The mainly neuronally expressed protein p42(IP4) (centaurin α1; ADAP1), which interacts with the metalloendopeptidase nardilysin (NRD) was found to be localized in neuritic plaques in Alzheimer disease (AD) brains. NRD was shown to enhance the cleavage of the amyloid precursor protein (APP) by α-secretases, thereby increasing the release of neuroprotective sAPPα. We here investigated in vitro the biochemical interaction of p42(IP4) and NRD and studied the physiological interaction in SH-SY5Y cells. NRD is a member of the M16 family of metalloendopeptidases. Some members of this M16 family act bi-functionally, as protease and as non-enzymatic scaffold protein. Here, we show that p42(IP4) enhances the enzymatic activity of NRD 3-4 times. However, p42(IP4) is not a substrate for NRD. Furthermore, we report that differentiation of SH-SY5Y cells by stimulation with 10µM retinoic acid (RA) results in upregulation of NRD protein levels, with a 6-fold rise after 15 days. NRD is expressed in the neurites of RA-stimulated SH-SY5Y cells, and localized in vesicular structures. Since p42(IP4) is not expressed in untreated SH-SY5Y cells, we could use this cell system as a model to find out, whether there is a functional interaction. Interestingly, SH-SY5Y cells, which we stably transfected with GFP-tagged-p42(IP4) showed an enhanced NRD protein expression already at an earlier time point after RA stimulation.

RanBPM, a novel interaction partner of the brain-specific protein p42IP4/centaurin alpha-1.

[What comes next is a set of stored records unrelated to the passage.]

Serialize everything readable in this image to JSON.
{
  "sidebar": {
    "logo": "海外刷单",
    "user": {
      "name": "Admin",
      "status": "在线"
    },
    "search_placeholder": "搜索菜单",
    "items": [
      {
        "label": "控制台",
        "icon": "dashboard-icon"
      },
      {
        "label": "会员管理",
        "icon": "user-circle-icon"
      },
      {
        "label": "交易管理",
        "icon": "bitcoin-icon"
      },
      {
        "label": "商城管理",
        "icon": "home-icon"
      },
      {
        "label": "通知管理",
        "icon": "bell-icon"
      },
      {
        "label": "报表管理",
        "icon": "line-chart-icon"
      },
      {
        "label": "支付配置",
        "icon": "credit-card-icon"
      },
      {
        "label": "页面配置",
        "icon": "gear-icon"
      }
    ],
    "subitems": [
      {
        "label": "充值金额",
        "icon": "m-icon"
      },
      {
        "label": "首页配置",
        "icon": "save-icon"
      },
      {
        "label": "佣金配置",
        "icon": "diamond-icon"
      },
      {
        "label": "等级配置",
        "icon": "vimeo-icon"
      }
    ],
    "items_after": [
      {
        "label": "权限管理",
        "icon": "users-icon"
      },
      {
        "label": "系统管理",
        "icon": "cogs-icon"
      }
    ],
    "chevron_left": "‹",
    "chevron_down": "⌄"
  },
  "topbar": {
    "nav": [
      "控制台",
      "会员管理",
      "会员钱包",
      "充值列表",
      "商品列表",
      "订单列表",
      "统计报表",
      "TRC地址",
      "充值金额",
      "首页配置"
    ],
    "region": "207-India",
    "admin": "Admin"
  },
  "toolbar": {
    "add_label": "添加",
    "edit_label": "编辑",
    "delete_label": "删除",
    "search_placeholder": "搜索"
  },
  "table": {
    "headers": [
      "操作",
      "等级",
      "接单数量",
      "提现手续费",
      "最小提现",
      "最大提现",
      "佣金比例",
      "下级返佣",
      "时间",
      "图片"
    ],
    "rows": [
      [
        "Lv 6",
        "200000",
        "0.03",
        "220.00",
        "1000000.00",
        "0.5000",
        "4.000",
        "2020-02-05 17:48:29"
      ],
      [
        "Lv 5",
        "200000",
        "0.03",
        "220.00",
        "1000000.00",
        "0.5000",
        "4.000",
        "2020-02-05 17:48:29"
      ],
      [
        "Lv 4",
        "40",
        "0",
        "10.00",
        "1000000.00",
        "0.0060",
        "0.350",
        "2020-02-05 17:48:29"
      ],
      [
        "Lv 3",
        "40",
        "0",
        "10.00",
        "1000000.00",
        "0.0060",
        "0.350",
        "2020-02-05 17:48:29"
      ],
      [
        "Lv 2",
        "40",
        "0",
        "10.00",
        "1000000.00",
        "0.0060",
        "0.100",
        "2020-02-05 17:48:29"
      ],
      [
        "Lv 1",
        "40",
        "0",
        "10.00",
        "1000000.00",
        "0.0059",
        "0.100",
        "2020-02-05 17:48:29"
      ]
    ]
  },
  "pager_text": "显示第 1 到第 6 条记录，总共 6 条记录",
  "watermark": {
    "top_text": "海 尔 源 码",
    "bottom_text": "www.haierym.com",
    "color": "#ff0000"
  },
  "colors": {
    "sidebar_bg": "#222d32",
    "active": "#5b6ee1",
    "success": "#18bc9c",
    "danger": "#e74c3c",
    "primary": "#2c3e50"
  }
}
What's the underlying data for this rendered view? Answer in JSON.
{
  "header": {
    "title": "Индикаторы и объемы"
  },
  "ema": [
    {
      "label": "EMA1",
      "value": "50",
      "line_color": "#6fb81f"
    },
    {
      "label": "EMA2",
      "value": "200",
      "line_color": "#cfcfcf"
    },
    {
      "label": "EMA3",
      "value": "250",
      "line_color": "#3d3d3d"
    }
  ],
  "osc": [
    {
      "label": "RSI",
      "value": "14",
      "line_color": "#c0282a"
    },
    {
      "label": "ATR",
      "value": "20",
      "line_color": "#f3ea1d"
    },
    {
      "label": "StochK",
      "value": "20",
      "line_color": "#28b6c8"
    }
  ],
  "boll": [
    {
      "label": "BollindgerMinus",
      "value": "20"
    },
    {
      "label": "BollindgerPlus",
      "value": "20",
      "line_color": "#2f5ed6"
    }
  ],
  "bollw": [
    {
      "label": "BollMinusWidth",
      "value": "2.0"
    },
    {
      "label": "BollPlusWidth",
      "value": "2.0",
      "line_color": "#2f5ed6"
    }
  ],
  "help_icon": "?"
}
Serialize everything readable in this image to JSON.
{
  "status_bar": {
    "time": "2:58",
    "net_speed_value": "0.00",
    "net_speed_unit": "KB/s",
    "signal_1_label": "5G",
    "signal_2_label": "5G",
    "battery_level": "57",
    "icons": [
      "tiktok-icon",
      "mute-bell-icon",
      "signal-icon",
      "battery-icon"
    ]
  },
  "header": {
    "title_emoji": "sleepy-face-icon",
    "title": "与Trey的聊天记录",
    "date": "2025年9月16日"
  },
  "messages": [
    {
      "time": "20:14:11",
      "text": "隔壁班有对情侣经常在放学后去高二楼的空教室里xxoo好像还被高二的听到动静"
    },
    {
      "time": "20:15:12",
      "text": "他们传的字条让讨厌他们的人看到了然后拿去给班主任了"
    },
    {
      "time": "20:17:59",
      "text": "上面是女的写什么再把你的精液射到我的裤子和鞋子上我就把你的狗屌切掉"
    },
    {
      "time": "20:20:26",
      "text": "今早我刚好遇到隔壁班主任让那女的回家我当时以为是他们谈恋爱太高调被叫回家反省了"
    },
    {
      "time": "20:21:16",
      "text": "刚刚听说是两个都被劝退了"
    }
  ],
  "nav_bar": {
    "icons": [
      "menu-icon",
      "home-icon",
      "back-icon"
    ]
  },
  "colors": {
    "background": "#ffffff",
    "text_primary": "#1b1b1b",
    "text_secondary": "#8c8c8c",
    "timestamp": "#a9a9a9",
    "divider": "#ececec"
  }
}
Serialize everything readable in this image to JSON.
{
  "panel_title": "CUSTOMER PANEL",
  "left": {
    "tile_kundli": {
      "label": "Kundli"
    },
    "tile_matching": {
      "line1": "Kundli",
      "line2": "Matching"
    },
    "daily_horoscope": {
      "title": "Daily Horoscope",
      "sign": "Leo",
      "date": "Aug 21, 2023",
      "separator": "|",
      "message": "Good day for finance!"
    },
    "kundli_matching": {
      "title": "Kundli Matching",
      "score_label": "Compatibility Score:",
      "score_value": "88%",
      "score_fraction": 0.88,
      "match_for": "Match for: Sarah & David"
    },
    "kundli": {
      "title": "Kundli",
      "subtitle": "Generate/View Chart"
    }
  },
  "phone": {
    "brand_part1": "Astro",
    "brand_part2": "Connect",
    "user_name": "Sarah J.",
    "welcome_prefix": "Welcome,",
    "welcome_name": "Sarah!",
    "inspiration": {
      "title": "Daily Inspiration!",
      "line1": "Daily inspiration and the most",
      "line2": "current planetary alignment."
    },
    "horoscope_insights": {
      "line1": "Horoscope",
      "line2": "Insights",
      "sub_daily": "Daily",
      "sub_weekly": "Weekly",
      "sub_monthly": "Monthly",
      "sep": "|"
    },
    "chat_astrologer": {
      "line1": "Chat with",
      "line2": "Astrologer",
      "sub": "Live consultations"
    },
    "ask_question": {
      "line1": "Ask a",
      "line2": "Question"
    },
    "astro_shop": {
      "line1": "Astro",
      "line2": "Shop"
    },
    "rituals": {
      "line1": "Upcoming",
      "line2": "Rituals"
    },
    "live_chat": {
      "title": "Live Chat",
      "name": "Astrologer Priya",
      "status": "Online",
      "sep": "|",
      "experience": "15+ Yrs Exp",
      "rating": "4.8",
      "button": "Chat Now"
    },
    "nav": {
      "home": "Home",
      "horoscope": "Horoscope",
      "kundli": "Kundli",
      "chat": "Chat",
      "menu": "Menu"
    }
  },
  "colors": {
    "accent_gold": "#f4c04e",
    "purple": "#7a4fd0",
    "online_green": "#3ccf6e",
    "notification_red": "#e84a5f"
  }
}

The protein p42(IP4) (aka Centaurin alpha-1) is highly enriched in the brain and has specific binding sites for the membrane lipid phosphatidylinositol 3,4,5-trisphosphate and the soluble messenger inositol 1,3,4,5-tetrakisphosphate (Ins(1,3,4,5)P(4); IP4). p42(IP4) shuttles between plasma membrane, cytosol and cell nucleus. However, the molecular function of p42(IP4) is still largely unclear. Here, we report a novel interaction partner for p42(IP4), Ran binding protein in microtubule-organizing center (RanBPM). RanBPM is ubiquitously expressed and seems to act as scaffolding and modulator protein. In our studies, we established this interaction in vitro and in vivo. The in vivo interaction was demonstrated with endogenous RanBPM from rat brain. Both proteins co-localize in transfected HEK 293 cells. We could show that the interaction does not require additional proteins. D-Ins(1,3,4,5)P(4), a specific ligand for p42(IP4), is a concentration-dependent and stereoselective inhibitor of this interaction; the l-isoform is much less effective. We found that mainly the SPRY domain of RanBPM mediates the p42(IP4)-RanBPM association. The ARFGAP domain of p42(IP4) is important for the interaction, without being the only interaction site. Recently, p42(IP4) and RanBPM were shown to be involved in dendritic differentiation. Thus, we hypothesize that RanBPM could act as a modulator together with p42(IP4) in synaptic plasticity.